D)        Provide geographical maps indicating primary treating physician and hospital health care services for emergency health care services, within 30 minutes or 15 miles of each covered employee's residence;

 

E)        Provide geographical maps indicating providers of occupational health services and specialists within 60 minutes or 30 miles of a covered employee's residence;

 

F)         If the WC PPP administrator believes that, given the facts and circumstances with regard to a portion of its service area (specifically rural areas, including those in which health facilities are located at least 30 miles apart), the accessibility standards set forth in subsections (b)(1)(D) and/or (E) are unreasonably restrictive, the administrator shall include proposed alternative standards in writing in its application or in a notice of program modification.  The alternative standards shall provide that all services shall be available and accessible at reasonable times to all covered employees;

 

G)        Coverage Outside the PPP

 

i)          Provide written policy for arranging or approving non-emergency medical care for:

 

•           A covered employee authorized by the employer to temporarily work or travel for work outside the preferred provider program geographic service area when the need for medical care arises;

 

•           A former employee whose employer has ongoing workers' compensation obligations and who permanently resides outside the preferred provider program geographic service area; and

 

•           A covered employee who decides to temporarily reside outside the preferred provider program geographic service area during recovery.

 

ii)         In the written policy, provide covered employees described in subsection (b)(1)(G)(i) with the choice of at least three providers outside the PPP geographic service area who either have been referred by the covered employee's primary treating physician within the PPP or have been selected by the WC PPP administrator.
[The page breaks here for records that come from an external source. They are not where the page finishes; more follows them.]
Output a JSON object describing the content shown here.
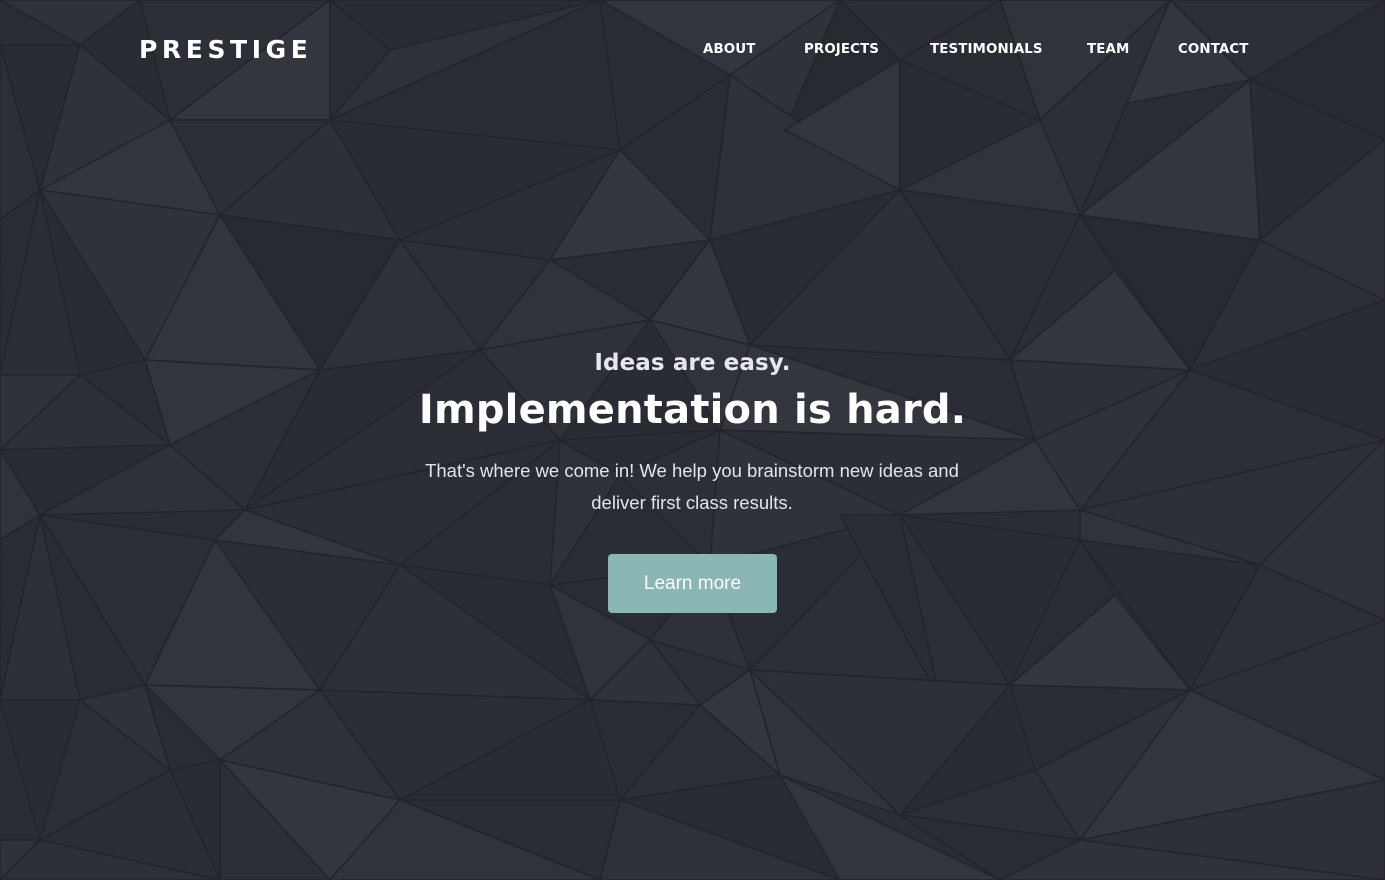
{
  "brand": {
    "logo_text": "PRESTIGE"
  },
  "nav": {
    "items": [
      {
        "label": "ABOUT"
      },
      {
        "label": "PROJECTS"
      },
      {
        "label": "TESTIMONIALS"
      },
      {
        "label": "TEAM"
      },
      {
        "label": "CONTACT"
      }
    ]
  },
  "hero": {
    "tagline_small": "Ideas are easy.",
    "tagline_big": "Implementation is hard.",
    "description": "That's where we come in! We help you brainstorm new ideas and deliver first class results.",
    "cta_label": "Learn more"
  },
  "colors": {
    "background": "#2b2d36",
    "accent": "#8ab7b3",
    "text": "#ffffff"
  }
}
The referred providers shall be located within the access standards described in subsections (b)(1)(D) and (E);

 

H)        For non-emergency services:

 

i)          Ensure that an appointment for initial treatment is available within 3 business days after the WC PPP administrator's receipt of a request for treatment within the PPP.

 

ii)         For treatment of common injuries experienced by covered employees, based on the type of occupation or industry in which the covered employee is engaged, ensure that an appointment is available within 20 business days after the WC PPP administrator's receipt of a referral to a specialist within the PPP.

 

2)         For purposes of subsection (b)(1)(G), nothing precludes a WC PPP administrator from having a written policy that allows a covered employee outside the preferred provider program geographic service area to choose his or her own provider for non-emergency medical care. This Section does not apply to SPPP administrators.